How much of a stumbling block for automated discovery is the required sort of novelty? That's rather difficult to answer without a more substantive account of conceptual novelty. However, Hempel's syntactic characterization suggests a plausible necessary condition that Laudan would presumably endorse: a novel class of variables represents a novel concept just if the values of that variable are not functions of preexisting variables. Thus, if you already have concepts of mass and velocity, adding momentum or kinetic energy (both of which are defined as simple functions of mass and velocity) doesn't really introduce conceptual novelty. However, introducing a new variable m to represent a heretofore unacknowledged property of inertial mass into a theory involving only position and velocity is a sort of conceptual novelty.

Interestingly, introducing properties like inertial mass into theories previously lacking them is the sort of conceptual invention that automated discovery algorithms were capable of by the end of the decade in which Laudan wrote. I'm thinking specifically of third program in the BACON lineage developed by Herb Simon, Pat Langley, Gary Bradshaw, and Jan Zytow (1987). If we take the above condition as genuinely necessary for conceptual novelty, then BACON.3 is at least a counterexample to the claim that the condition cannot be met by an algorithm. It does in fact introduce an inertial mass when given data from experiments with springs, and it introduces a variable for resistance when examining currents in various circuits. Of course, you might just take this as an indication that the proposed condition for conceptual novelty is not sufficient. That's not an argument I want to take up this time.

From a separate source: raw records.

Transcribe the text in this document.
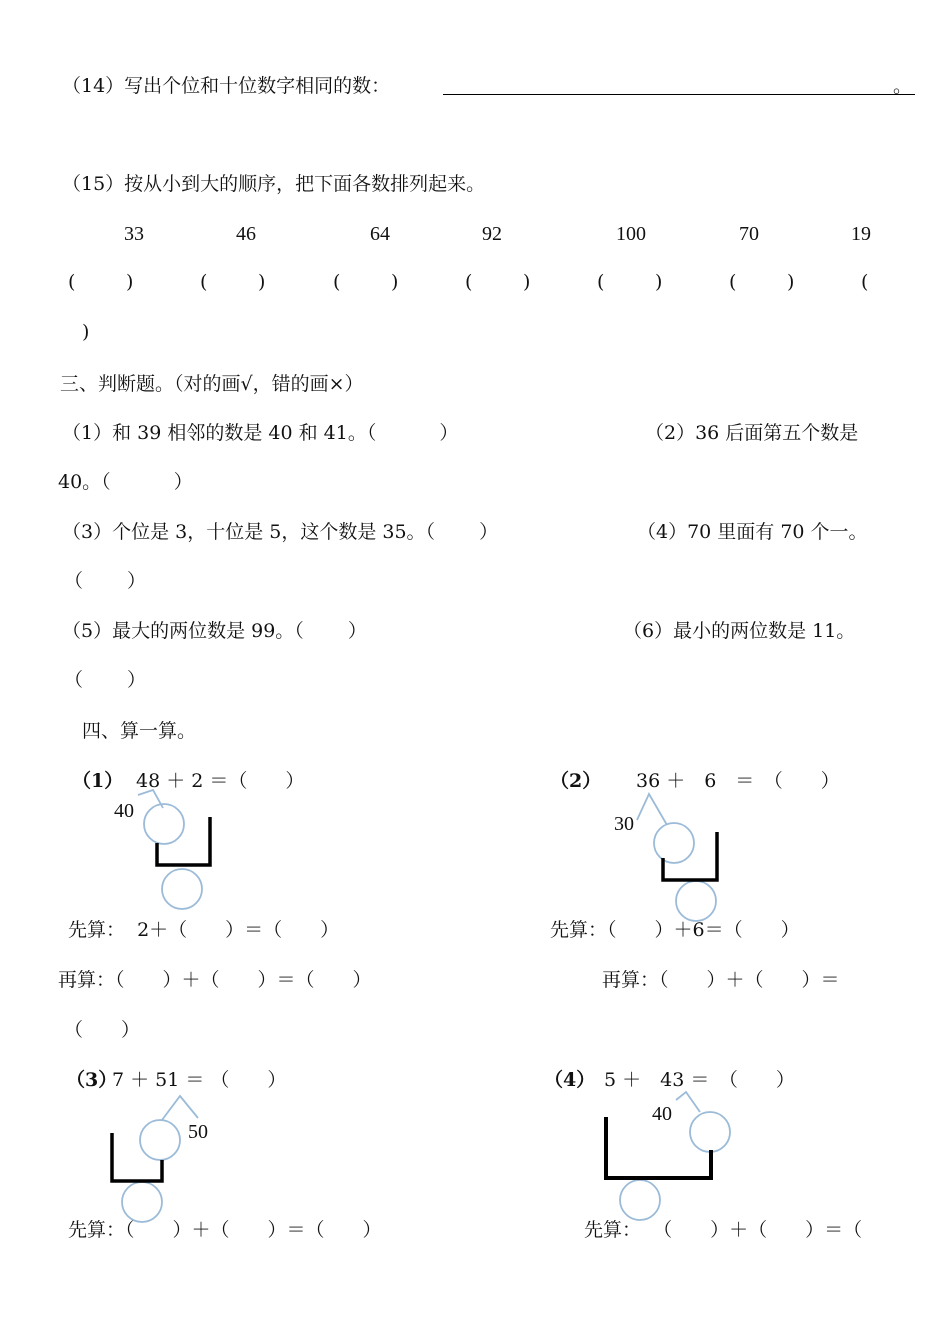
（14）写出个位和十位数字相同的数：	。
（15）按从小到大的顺序，把下面各数排列起来。
33	46	64	92	100	70	19
(	)	(	)	(	)	(	)	(	)	(	)	(
)
三、判断题。（对的画√，错的画×）
（1）和 39 相邻的数是 40 和 41。（　　　 ）	（2）36 后面第五个数是
40。（　　　 ）
（3）个位是 3，十位是 5，这个数是 35。（　　 ）	（4）70 里面有 70 个一。
（　　 ）
（5）最大的两位数是 99。（　　 ）	（6）最小的两位数是 11。
（　　 ）
四、算一算。
（1） 48 ＋ 2 ＝（　　）
40
先算：  2＋（　　）＝（　　）
再算：（　　）＋（　　）＝（　　）
（2） 36 ＋　6　＝　（　　）
30
先算：（　　）＋6＝（　　）
再算：（　　）＋（　　）＝
（　　）
（3）
7 ＋ 51 ＝ （　　）
50
先算：（　　）＋（　　）＝（　　）
（4） 5 ＋　43 ＝　（　　）
40
先算：  （　　）＋（　　）＝（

What I do want to do is scrutinize the notion that positing a novel concept must somehow increase the number of possible worlds we recognize. In the sense of logical possibility, the new variables allow a finer partitioning of the world. Equivalently, they are not functions of existing variables. But if their introduction is well-motivated, it seems that enough of the additional logical possibilities are nomologically precluded that the number of ways the world might be remains the same. To see what I mean, it will help to consider in a little detail how BACON.3 introduces a variable. Consider the following table of data (adapted from figure 4.1 in (Langley, et al, 1987)):

Battery Wire Current (I) Conductance (c) Voltage (v)
A X 3.4763 3.4763 1.0000
A Y 4.8763 4.8763 1.0000
A Z 3.0590 3.0590 1.0000
B X 3.9781 3.4763 1.1444
B Y 5.5803 4.8763 1.1444
B Z 3.5007 3.0590 1.1444
C X 5.5629 3.4763 1.6003
C Y 7.8034 4.8763 1.6003
C Z 4.8952 3.0590 1.6003

BACON begins with the first three columns of data. Letters label distinct wires and batteries. The only variable measured is current, which is represented by a real number. Upon examining the first three rows of the table (corresponding to the same battery but different wires), BACON notes that current varies from wire to wire. The next step of the algorithm is, practically speaking, driven by the fact that BACON cannot relate non-numerical variables (e.g., the identifiers for distinct wires) to numerical variables. But we might give it a rather plausible methodological interpretation: if a variable changes from one circumstance to the next -- in this case, from one wire to the next -- it is reasonable to suppose that there exists a hidden, causally salient property which varies from wire to wire. Let's call that property conductance, and assume that it can be represented by a real number as well.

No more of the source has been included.